Where We Are in the Big Cycle and Where We’re Headed
“Since 1945 there have been 12 and a half credit/debt/market/economic cycles and associated political cyclical swings. We are now about halfway through the 13th short-term debt cycle. This is when the tightening to fight inflation is causing a cracking in the financial markets and just before there is the economic contraction part of the cycle.” – Ray wrote.
“Looking at the long-term debt cycle, debt asset and debt liability levels have become unsustainably high via unsound finances, and debts are projected to increase so much that they will have to be bought by central banks (who themselves are close to having negative net worths because of the big losses they have on the debts they already bought). Given these conditions, it appears that interest rates that are high enough (and money and credit that is tight enough) to fight inflation and provide lender-creditors with adequate real returns will be unbearably high for borrower-debtors. This means the system is close to the point where big restructurings will be needed.”
In his analysis, Dalio places significant emphasis on the roles of the United States and China, particularly in the context of great power conflict. He also touches upon the potential effects of climate change, technology, and internal political conflicts within countries, highlighting the need for collaboration and a focus on the greater good.
2. Perspective on Dalio’s Analysis
Ray’s latest article is consistent with his previous writings. (A summary of his previous writings is here).
With this post, he is a lot more specific/direct about timing and where we are in both the short-term and long-term debt cycles. The 2024 elections in the US and Taiwan are not that far away. And given the domestic dynamics in both countries (US and China), from Ray’s perspective, we should expect the relationship to deteriorate further. I am not sure how much lower the relationship can go before a direct/indirect kinetic conflict happens. 🙁
Hopefully, now that Kevin Rudd is the AU ambassador to the US and he continues to be a strong advocate for managed strategic competition, the chance of a “hot” war is reduced.

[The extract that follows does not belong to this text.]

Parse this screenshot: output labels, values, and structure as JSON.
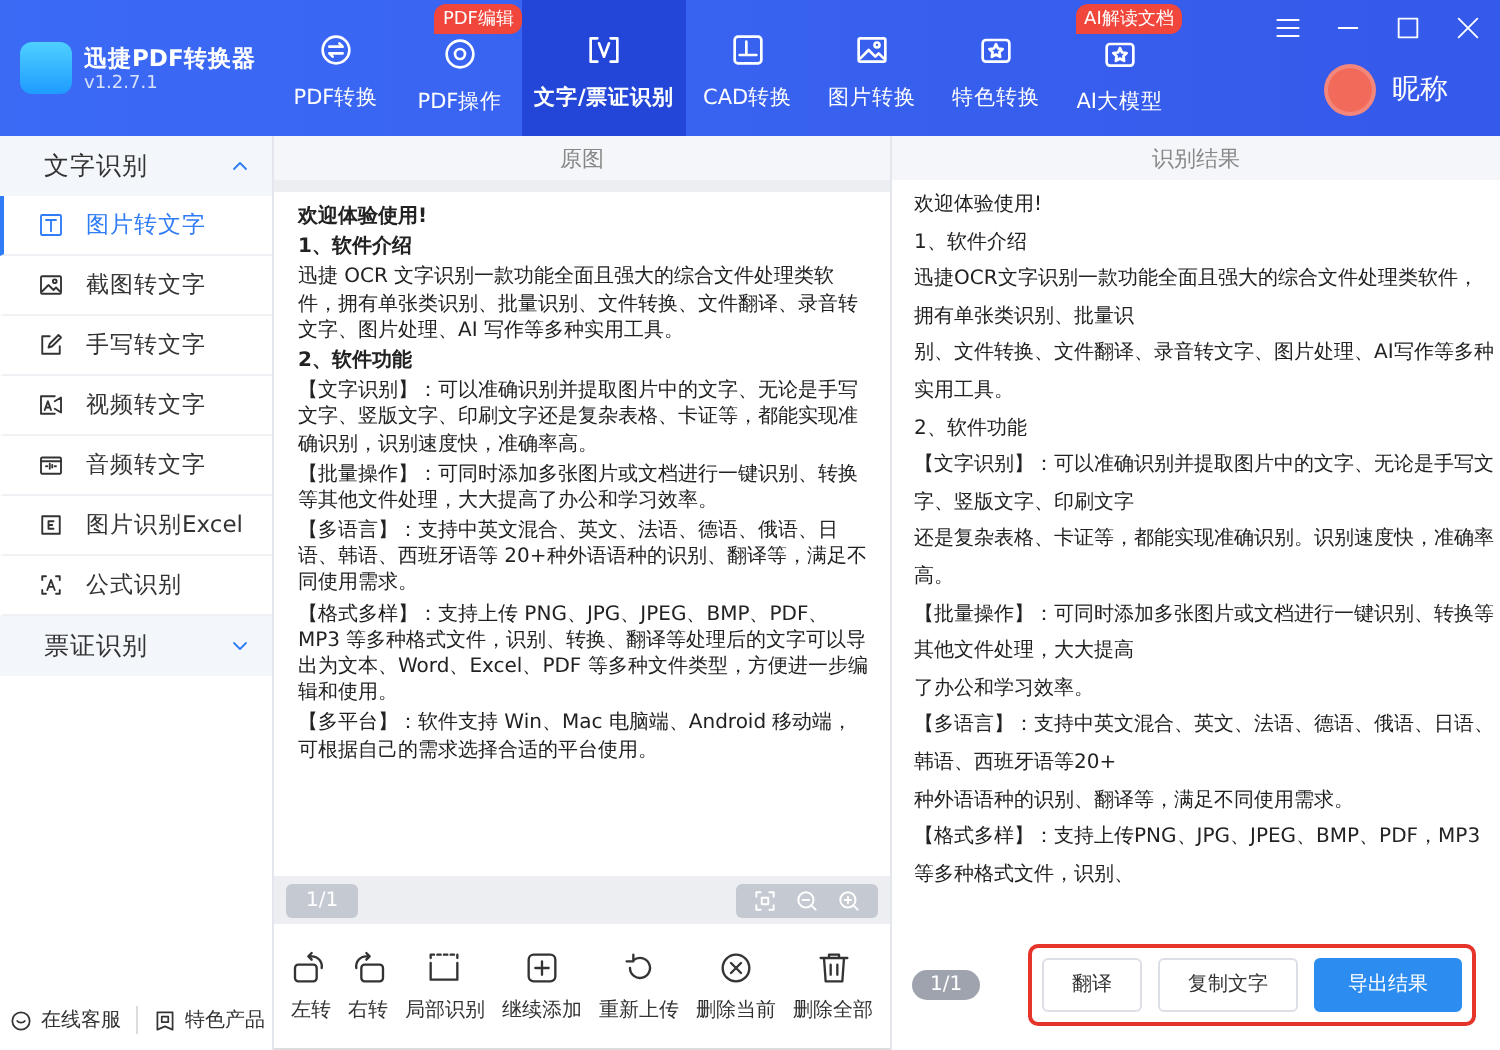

Technology, as one of the five driving forces, has the potential to bring about both positive and negative consequences. It’s crucial to consider ethical, social, and environmental implications when examining the role of technology in shaping the future.
Finally, Dalio’s emphasis on collaboration and working together for the greater good is an important message that encourages us to look beyond individual interests. However, history has shown that self-interest often outweighs collective interests. We should remain cautiously optimistic, but also be prepared for potential challenges and disruptions.
Ray Dalio’s article provides a compelling analysis of the historical patterns and forces shaping our world, predicting a period of significant disruptions and challenges. While his insights offer valuable perspectives, it’s essential to consider multiple sources and viewpoints to form a well-rounded understanding of the topic. As we navigate the potential uncertainties of the future, a focus on collaboration and addressing ethical, social, and environmental concerns will be crucial in creating a better world for everyone.